Today I went to the world famous museum of El Prado, and I am in awe. It is truly one of the great art museums of the world, and their collection of paintings from the great masters is second to none. The building itself is a huge palace with over 100 rooms, and my only peeve is that it is a real labyrinth of rooms and corridors, so it is not easy to feel that you move from one end to the other. I felt I was moving on a random fashion from one room to the other, and cannot be sure that I visited every room. On the other hand, they have done a great job at displaying a lot of paintings without being overwhelming.

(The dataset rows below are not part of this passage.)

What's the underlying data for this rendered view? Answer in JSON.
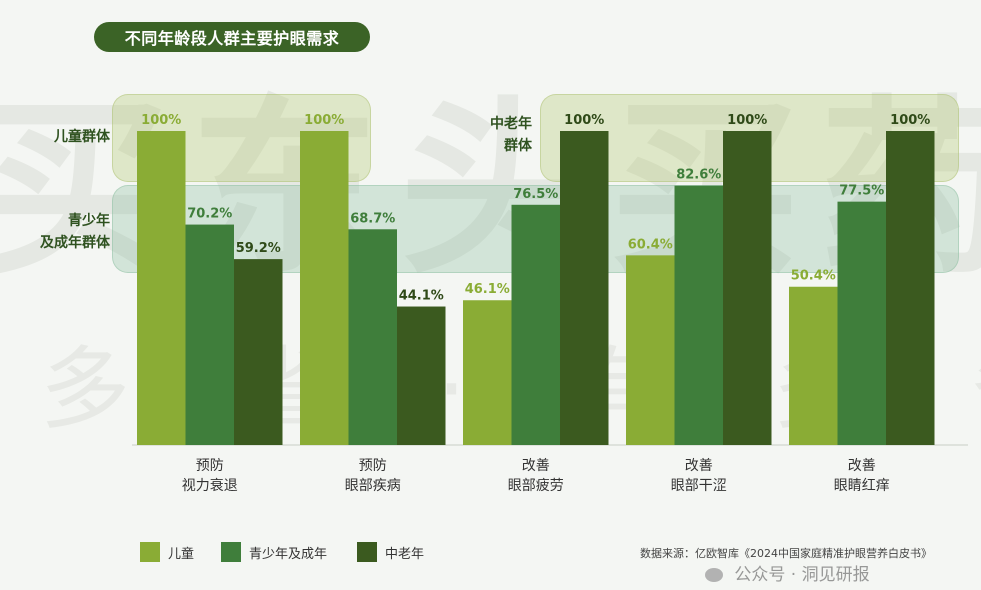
{
  "title": "不同年龄段人群主要护眼需求",
  "bands": {
    "child_label": "儿童群体",
    "teen_label_line1": "青少年",
    "teen_label_line2": "及成年群体",
    "elder_label_line1": "中老年",
    "elder_label_line2": "群体"
  },
  "watermark": {
    "top_line": "买东头买药",
    "bottom_line": "多 省 · 有 多 省"
  },
  "colors": {
    "child": "#8aac35",
    "teen": "#3f7e3b",
    "elder": "#3b5a1f",
    "title_bg": "#3b6326"
  },
  "chart_data": {
    "type": "bar",
    "categories": [
      [
        "预防",
        "视力衰退"
      ],
      [
        "预防",
        "眼部疾病"
      ],
      [
        "改善",
        "眼部疲劳"
      ],
      [
        "改善",
        "眼部干涩"
      ],
      [
        "改善",
        "眼睛红痒"
      ]
    ],
    "series": [
      {
        "name": "儿童",
        "values": [
          100,
          100,
          46.1,
          60.4,
          50.4
        ],
        "labels": [
          "100%",
          "100%",
          "46.1%",
          "60.4%",
          "50.4%"
        ]
      },
      {
        "name": "青少年及成年",
        "values": [
          70.2,
          68.7,
          76.5,
          82.6,
          77.5
        ],
        "labels": [
          "70.2%",
          "68.7%",
          "76.5%",
          "82.6%",
          "77.5%"
        ]
      },
      {
        "name": "中老年",
        "values": [
          59.2,
          44.1,
          100,
          100,
          100
        ],
        "labels": [
          "59.2%",
          "44.1%",
          "100%",
          "100%",
          "100%"
        ]
      }
    ],
    "ylim": [
      0,
      100
    ],
    "grid": false,
    "legend": "bottom-left"
  },
  "legend": {
    "items": [
      "儿童",
      "青少年及成年",
      "中老年"
    ]
  },
  "source": "数据来源：亿欧智库《2024中国家庭精准护眼营养白皮书》",
  "wechat": "公众号 · 洞见研报"
}
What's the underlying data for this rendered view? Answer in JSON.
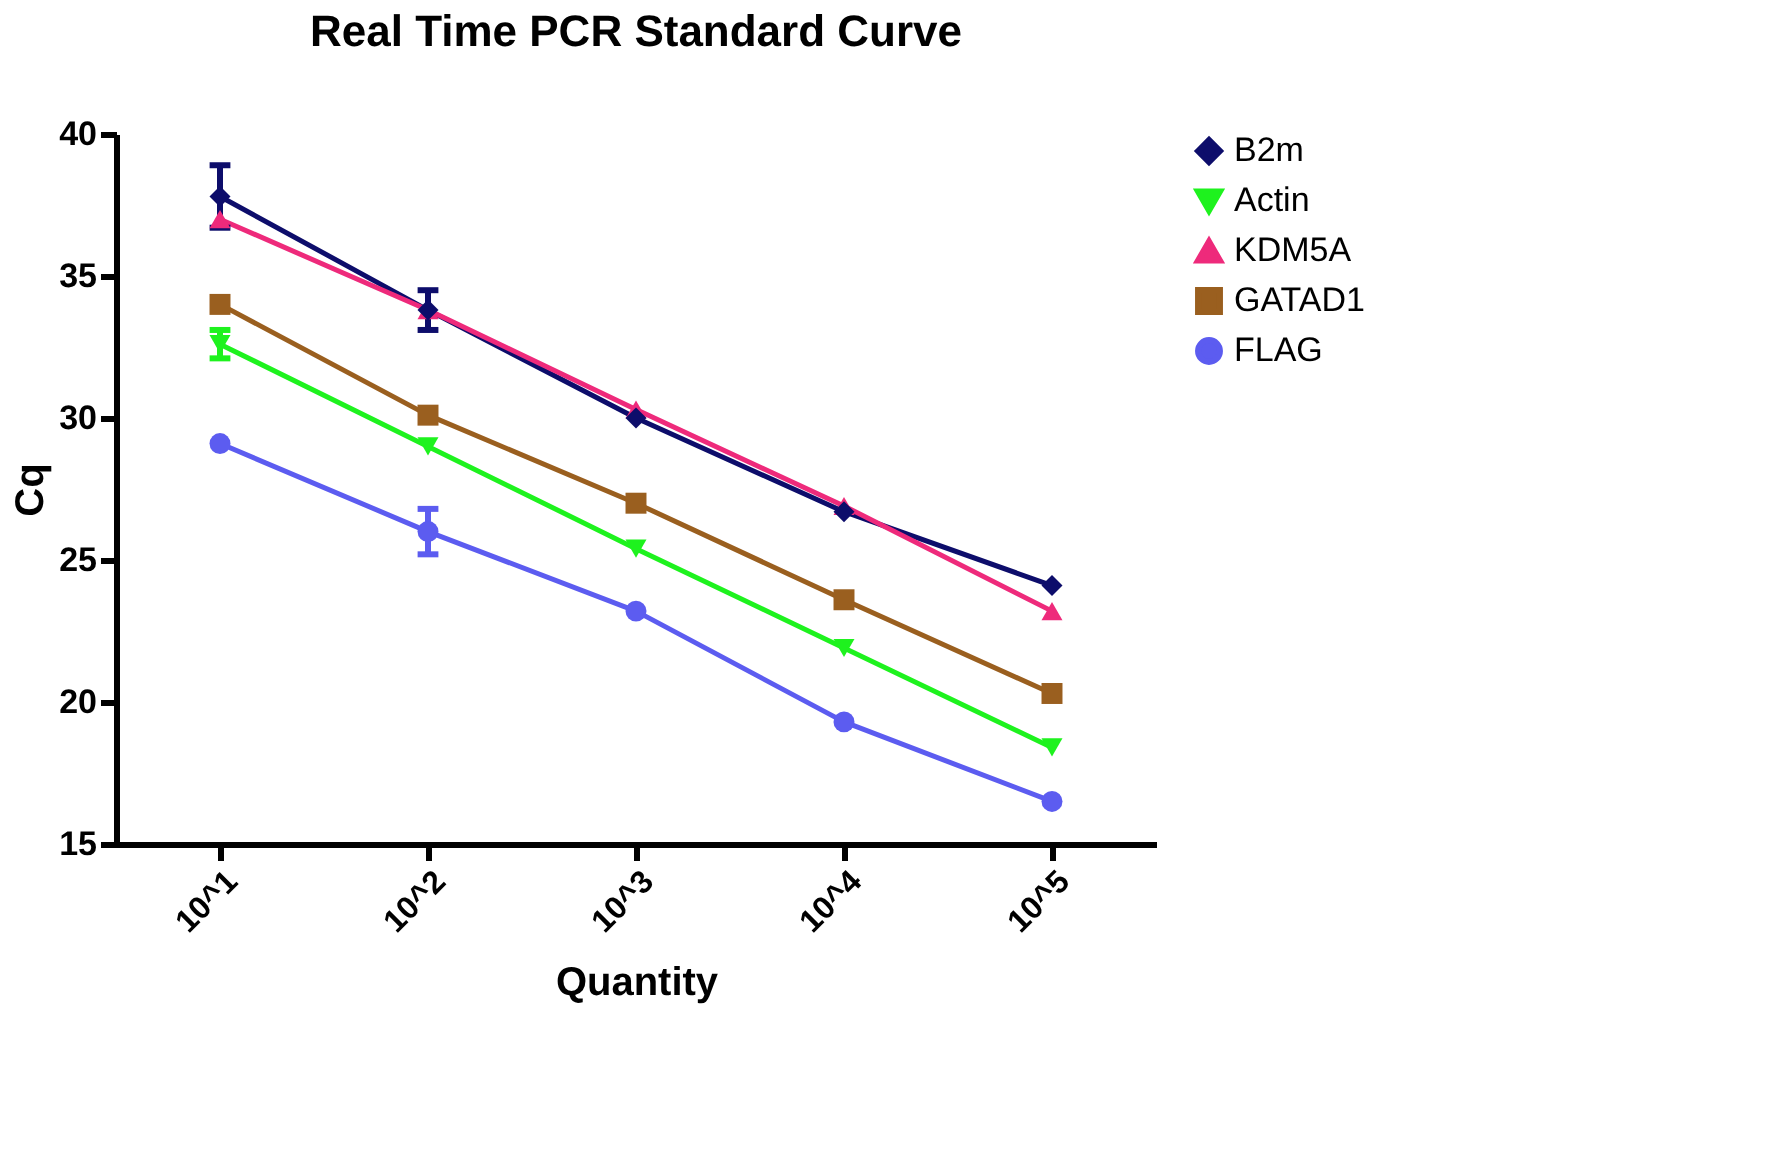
{
  "chart_data": {
    "type": "line",
    "title": "Real Time PCR Standard Curve",
    "xlabel": "Quantity",
    "ylabel": "Cq",
    "categories": [
      "10^1",
      "10^2",
      "10^3",
      "10^4",
      "10^5"
    ],
    "series": [
      {
        "name": "B2m",
        "color": "#0d0d6b",
        "marker": "diamond",
        "values": [
          37.8,
          33.8,
          30.0,
          26.7,
          24.1
        ],
        "errors": [
          1.1,
          0.7,
          null,
          null,
          null
        ]
      },
      {
        "name": "Actin",
        "color": "#1ef21e",
        "marker": "triangle-down",
        "values": [
          32.6,
          29.0,
          25.4,
          21.9,
          18.4
        ],
        "errors": [
          0.5,
          null,
          null,
          null,
          null
        ]
      },
      {
        "name": "KDM5A",
        "color": "#ee2a7b",
        "marker": "triangle",
        "values": [
          37.0,
          33.8,
          30.3,
          26.9,
          23.2
        ]
      },
      {
        "name": "GATAD1",
        "color": "#9a5f1f",
        "marker": "square",
        "values": [
          34.0,
          30.1,
          27.0,
          23.6,
          20.3
        ]
      },
      {
        "name": "FLAG",
        "color": "#5c5cf0",
        "marker": "circle",
        "values": [
          29.1,
          26.0,
          23.2,
          19.3,
          16.5
        ],
        "errors": [
          null,
          0.8,
          null,
          null,
          null
        ]
      }
    ],
    "ylim": [
      15,
      40
    ],
    "yticks": [
      15,
      20,
      25,
      30,
      35,
      40
    ],
    "grid": false,
    "legend": "right"
  }
}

To start with the special expositions, they have reshuffled some of their paintings by Goya to present some of his older work, which was obsessively concerned with the horrors of war. In his famous “Fusilamientos” and related works he related the horrors of the war of 1808-1809, when


Spain shook the yoke of the French occupation, but I think the trigger for this period of his artistic work was the civil war of 1809-1814, where brother fought against brother, like in his famous painting where two giants are seen fighting bitterly with staffs over the Spanish countryside. The exposition includes many of his sketches, and I have to say it has impressed me profoundly. Other paintings of note are “El Gigante”, where the profile of a giant moves away from a field where people are running in abject panic, and “El Perro”, where in a very “modern” type of composition the head of a dog seems to emerge from the sand into a brownish world.
A second special exhibition, called “Portraits from the Renaissance”, is another interesting reshuffling of some of the collection to contrast the different styles of portraits. You have all seen such portraits, where a person stands posing with a hound by his side, or with a handmaid by her side. They were the photographs of the time, and I for one barely give them a second glance. But in the renaissance the emphasis was not only on capturing the likeness of the person, but also on representing his or her character, either through the carefully chosen pose or expression, or through the symbolism of the things or people that surrounded them. Seeing on that light, and no doubt by judicious selection of the portraits presented, you actually can see in the portraits a living image of the society in which these people lived. I liked in particular the portraits (or in the case of the photo the sculpture) of couples of friends, which in many instances had the candor of a snapshot.

Finally comes the permanent collection, which is enormous and defies description. You simply have to be there and let yourself be permeated by the work of so many artists. My all time favorites was El Greco. El Greco painted mostly sacred themes, with his “Trinidad” and “La Adoración de los Pastores” being particularly powerful, and in a style that is surprisingly modern. His most famous non-sacred work, “El Soplón”, is a very small painting but it haunts you with the expressions of the monkey, the blower, and the man huddled around the glowing ember.

Other paintings in front of which I stood for a long time include “La Anunciación” of Fra Angelico; “Cristo Muerto” of Antonello de Messina (this powerful picture shows the upper torso of the dead Christ resting on the arms of a very young angel, whose face is wrought in anguish);
“El Jardín de las Delicias” of El Bosco (a late 16th century triptic, which could have been painted by Salvador Dali, shows a garden of joyful sin that eventually leads to a nightmare hell);
and “Las Hilanderas” of Velázquez (a fabulous painting within a painting, based on the challenge that Aracne made to Athena, and which ended with the sad retaliation of the goddess that condemned Aracne to spin forever in the form of a spider).

I got back home exhausted but deeply impressed by my marathon visit to El Prado!